If they don’t realize the extent of this chillul HaShem (desecration of God’s name), then it is precisely their isolation that makes them tone deaf.

Legislation and private efforts are now in the works to compel and encourage integration of Charedim into Israeli society — through school curricula and by requiring that they enter the workforce and join the army. It will be a long, complicated and agonizing process, and no one can say for sure how it will end. 

In public, Charedim who are against integration are making most of the noise. But from what I hear, in private many of their leaders are fully aware that the current system of widespread all-day Talmud learning is unsustainable.

“I wish those Charedi leaders who are open to change would speak up more,” my friend Yossi Klein Halevi said to me over Shabbat lunch. “That’s what bothers me the most.”

What bothers me even more is that Charedim believe that they practice the purest and holiest form of Judaism.

They don’t. They practice talmudic Judaism. 

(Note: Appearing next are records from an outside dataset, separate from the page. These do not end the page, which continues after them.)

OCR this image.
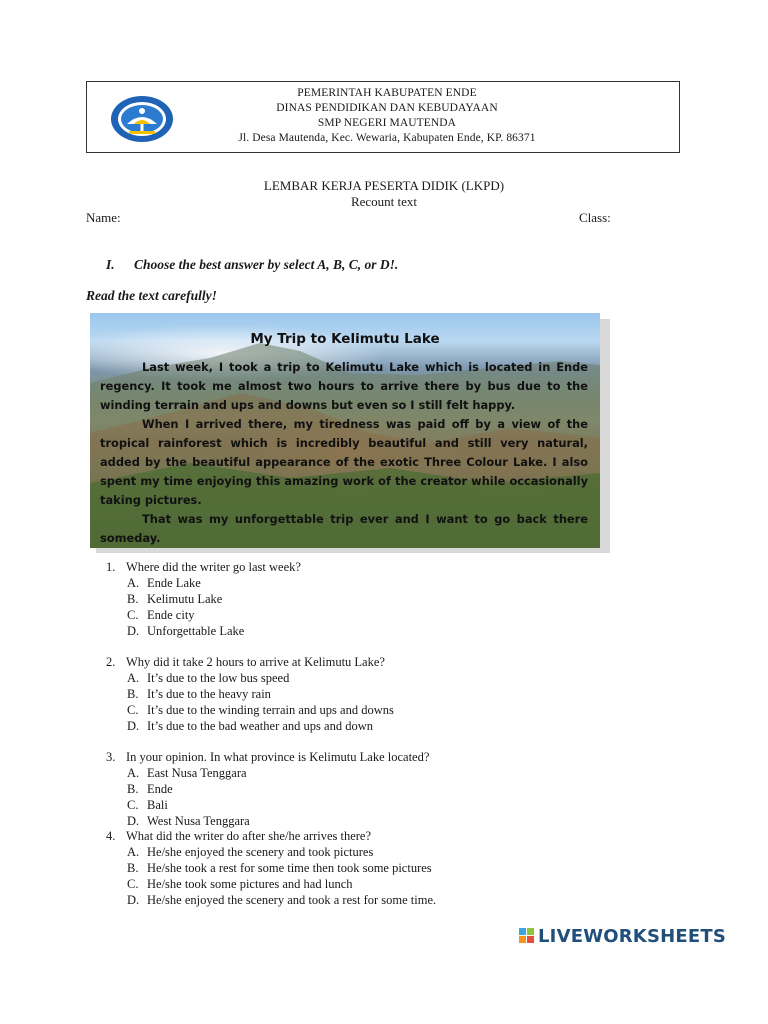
PEMERINTAH KABUPATEN ENDE
DINAS PENDIDIKAN DAN KEBUDAYAAN
SMP NEGERI MAUTENDA
Jl. Desa Mautenda, Kec. Wewaria, Kabupaten Ende, KP. 86371
LEMBAR KERJA PESERTA DIDIK (LKPD)
Recount text
Name:	Class:
I. Choose the best answer by select A, B, C, or D!.
Read the text carefully!
My Trip to Kelimutu Lake

Last week, I took a trip to Kelimutu Lake which is located in Ende regency. It took me almost two hours to arrive there by bus due to the winding terrain and ups and downs but even so I still felt happy.

When I arrived there, my tiredness was paid off by a view of the tropical rainforest which is incredibly beautiful and still very natural, added by the beautiful appearance of the exotic Three Colour Lake. I also spent my time enjoying this amazing work of the creator while occasionally taking pictures.

That was my unforgettable trip ever and I want to go back there someday.

1. Where did the writer go last week?
A. Ende Lake
B. Kelimutu Lake
C. Ende city
D. Unforgettable Lake
2. Why did it take 2 hours to arrive at Kelimutu Lake?
A. It’s due to the low bus speed
B. It’s due to the heavy rain
C. It’s due to the winding terrain and ups and downs
D. It’s due to the bad weather and ups and down
3. In your opinion. In what province is Kelimutu Lake located?
A. East Nusa Tenggara
B. Ende
C. Bali
D. West Nusa Tenggara
4. What did the writer do after she/he arrives there?
A. He/she enjoyed the scenery and took pictures
B. He/she took a rest for some time then took some pictures
C. He/she took some pictures and had lunch
D. He/she enjoyed the scenery and took a rest for some time.
LIVEWORKSHEETS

But Judaism is a lot broader and bigger than that. Judaism is also Jewish history, Jewish literature and Jewish poetry. It’s also Jewish philosophy from Martin Buber and Maimonides and Jewish mysticism from the kabbalah masters. It’s also the talmudic fiction of Agnon, and the lyricism and social activism of Abraham Joshua Heschel.

And it’s also the Judaism of Chabad, whose thousands of black-hatted emissaries around the world see other Jews not as sources of potential contamination, but as children of God full of holy sparks ready to be ignited.

Hardly any of these defining aspects of Judaism ever enter the study halls of the Charedi world.

It may take a century, but when Charedim finally lose their fear of the outside world and open their doors to different Jews and different views, they might discover a Judaism that’s even richer and more beautiful than they ever imagined.

They might start by inviting IDF soldiers to their Shabbat tables and giving them a blessing.